Slow Cooker Italian Pot Roast with Parmesan Risotto


This recipe is similar to my favorite pot roast (which also includes crushed tomatoes with a hint of thyme and rosemary), so I decided to give this one a go... definitely helped that I had all the ingredients on hand. This one couldn't have been easier- I put everything in my lined crockpot and let it do its job. 9 hours later, the pot roast was warm and smelled crazy good. Darin and I both said this was a keeper.

Note- We made the parmesan risotto, but we both agreed we liked this dish more with a baked potato.

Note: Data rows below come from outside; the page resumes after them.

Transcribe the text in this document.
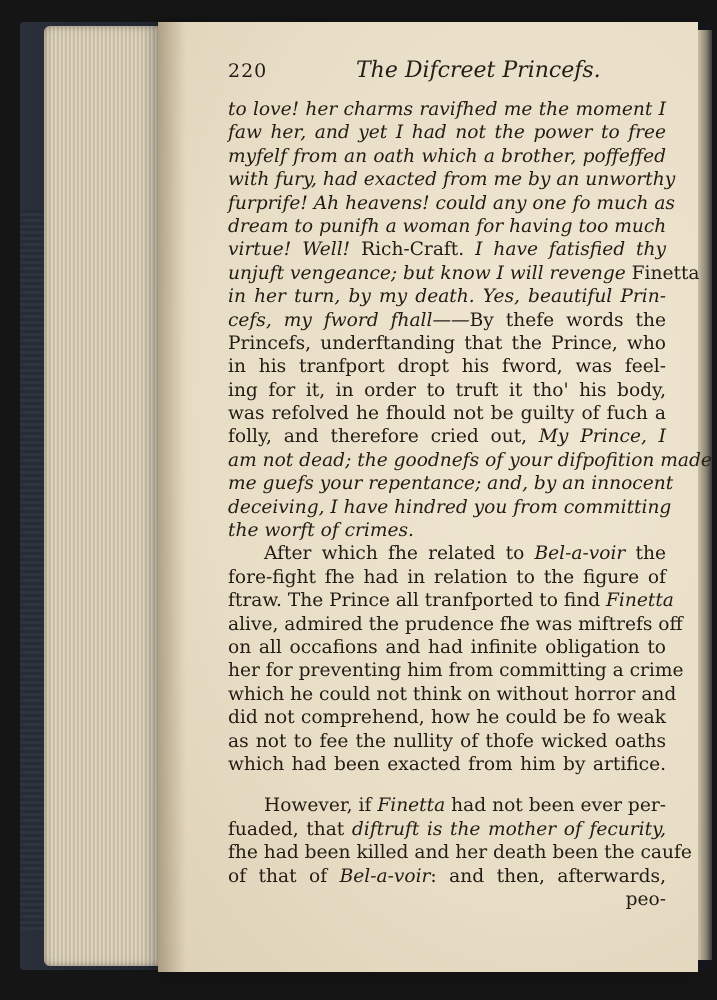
220	The Difcreet Princefs.
to love! her charms ravifhed me the moment I
faw her, and yet I had not the power to free
myfelf from an oath which a brother, poffeffed
with fury, had exacted from me by an unworthy
furprife! Ah heavens! could any one fo much as
dream to punifh a woman for having too much
virtue! Well! Rich-Craft. I have fatisfied thy
unjuft vengeance; but know I will revenge Finetta
in her turn, by my death. Yes, beautiful Prin-
cefs, my fword fhall——By thefe words the
Princefs, underftanding that the Prince, who
in his tranfport dropt his fword, was feel-
ing for it, in order to truft it tho' his body,
was refolved he fhould not be guilty of fuch a
folly, and therefore cried out, My Prince, I
am not dead; the goodnefs of your difpofition made
me guefs your repentance; and, by an innocent
deceiving, I have hindred you from committing
the worft of crimes.
After which fhe related to Bel-a-voir the
fore-fight fhe had in relation to the figure of
ftraw. The Prince all tranfported to find Finetta
alive, admired the prudence fhe was miftrefs off
on all occafions and had infinite obligation to
her for preventing him from committing a crime
which he could not think on without horror and
did not comprehend, how he could be fo weak
as not to fee the nullity of thofe wicked oaths
which had been exacted from him by artifice.
However, if Finetta had not been ever per-
fuaded, that diftruft is the mother of fecurity,
fhe had been killed and her death been the caufe
of that of Bel-a-voir: and then, afterwards,
peo-
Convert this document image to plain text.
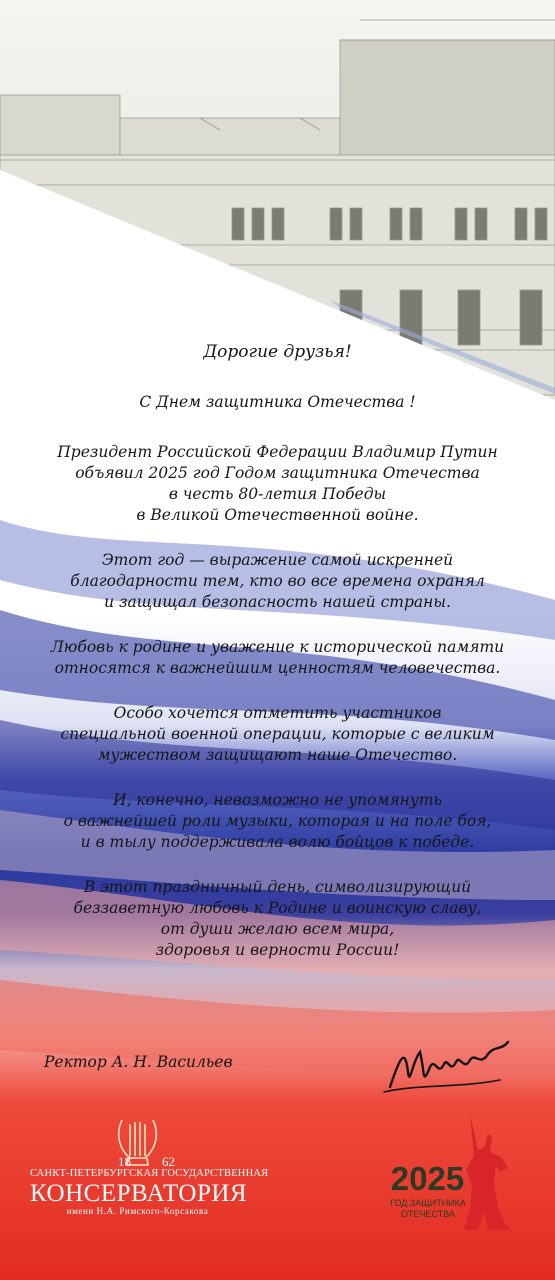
Дорогие друзья!
С Днем защитника Отечества !
Президент Российской Федерации Владимир Путин
объявил 2025 год Годом защитника Отечества
в честь 80-летия Победы
в Великой Отечественной войне.
Этот год — выражение самой искренней
благодарности тем, кто во все времена охранял
и защищал безопасность нашей страны.
Любовь к родине и уважение к исторической памяти
относятся к важнейшим ценностям человечества.
Особо хочется отметить участников
специальной военной операции, которые с великим
мужеством защищают наше Отечество.
И, конечно, невозможно не упомянуть
о важнейшей роли музыки, которая и на поле боя,
и в тылу поддерживала волю бойцов к победе.
В этот праздничный день, символизирующий
беззаветную любовь к Родине и воинскую славу,
от души желаю всем мира,
здоровья и верности России!
Ректор А. Н. Васильев
18 62
САНКТ-ПЕТЕРБУРГСКАЯ ГОСУДАРСТВЕННАЯ
КОНСЕРВАТОРИЯ
имени Н.А. Римского-Корсакова
2025
ГОД ЗАЩИТНИКА
ОТЕЧЕСТВА
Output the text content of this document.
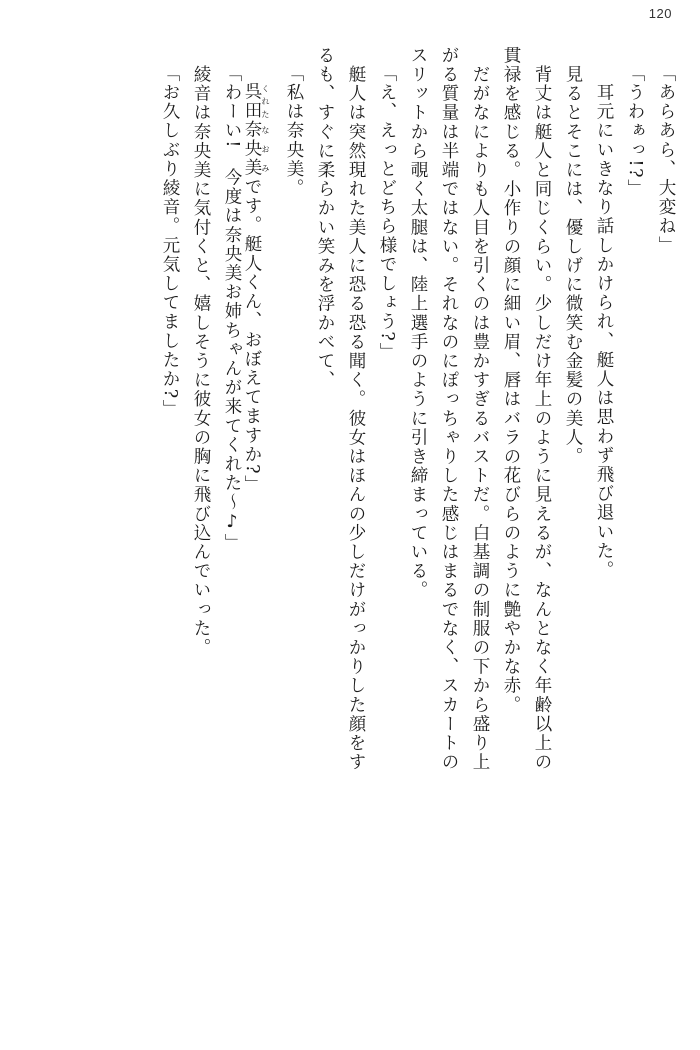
120
「あらあら、大変ね」
「うわぁっ!?」
　耳元にいきなり話しかけられ、艇人は思わず飛び退いた。
　見るとそこには、優しげに微笑む金髪の美人。
　背丈は艇人と同じくらい。少しだけ年上のように見えるが、なんとなく年齢以上の
貫禄を感じる。小作りの顔に細い眉、唇はバラの花びらのように艶やかな赤。
　だがなによりも人目を引くのは豊かすぎるバストだ。白基調の制服の下から盛り上
がる質量は半端ではない。それなのにぽっちゃりした感じはまるでなく、スカートの
スリットから覗く太腿は、陸上選手のように引き締まっている。
「え、えっとどちら様でしょう?」
　艇人は突然現れた美人に恐る恐る聞く。彼女はほんの少しだけがっかりした顔をす
るも、すぐに柔らかい笑みを浮かべて、
「私は奈央美。
呉田 くれた奈央美 なおみです。艇人くん、おぼえてますか?」
「わーい!　今度は奈央美お姉ちゃんが来てくれた〜♪」
　綾音は奈央美に気付くと、嬉しそうに彼女の胸に飛び込んでいった。
「お久しぶり綾音。元気してましたか?」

However, for a fancier dish, the risotto is the way to go.

For the Italian Pot Roast
  • 2-3# pot roast (trimmed of visible fat)
  • 1-1/2 cups tomato juice (I used (2) 5.5 fl oz cans)
  • 2 Tbsp minced fresh garlic
  • 1 Tbsp dried minced onion flakes
  • 1-1/4 oz package Au Jus mix
  • 1-oz package Italian salad dressing mix (I used the Zesty Italian Salad Dressing mix)
  • 2 tsp black pepper
  • 1 pinch cayenne pepper

Directions
  1. Add a slow cooker liner to your crockpot. (I always ALWAYS use a liner- makes clean up a breeze!)
  2. Place the roast into your slow cooker.
  3. In a 2-cup measuring cup, add the remaining ingredients and mix well; then pour the liquid over the pot roast, set the temperature to LOW, and cook for 8-12 hours. (I cooked mine for 9 hours.)

Parmesan Risotto
  • 2 tsp olive oil
  • 3 cups chicken broth/stock
  • 1 cup Arborio rice
  • 3/4 cup freshly grated Parmesan cheese
  • 1/2 tsp onion powder
  • Freshly ground black pepper

Directions
  1. In a medium saucepan, add the olive oil and rice. Evenly coat the rice with the oil.
  2. Add the chicken broth, and mix well. Let the mixture come to a boil, then lower the heat and let it maintain a slow boil ("3" setting on my stovetop) until all the broth is absorbed (it took 17 minutes for me). Make sure to occasionally stir so the rice doesn't stick to the bottom of the saucepan.
  3. Once all the water has been absorbed, add the onion powder and black pepper.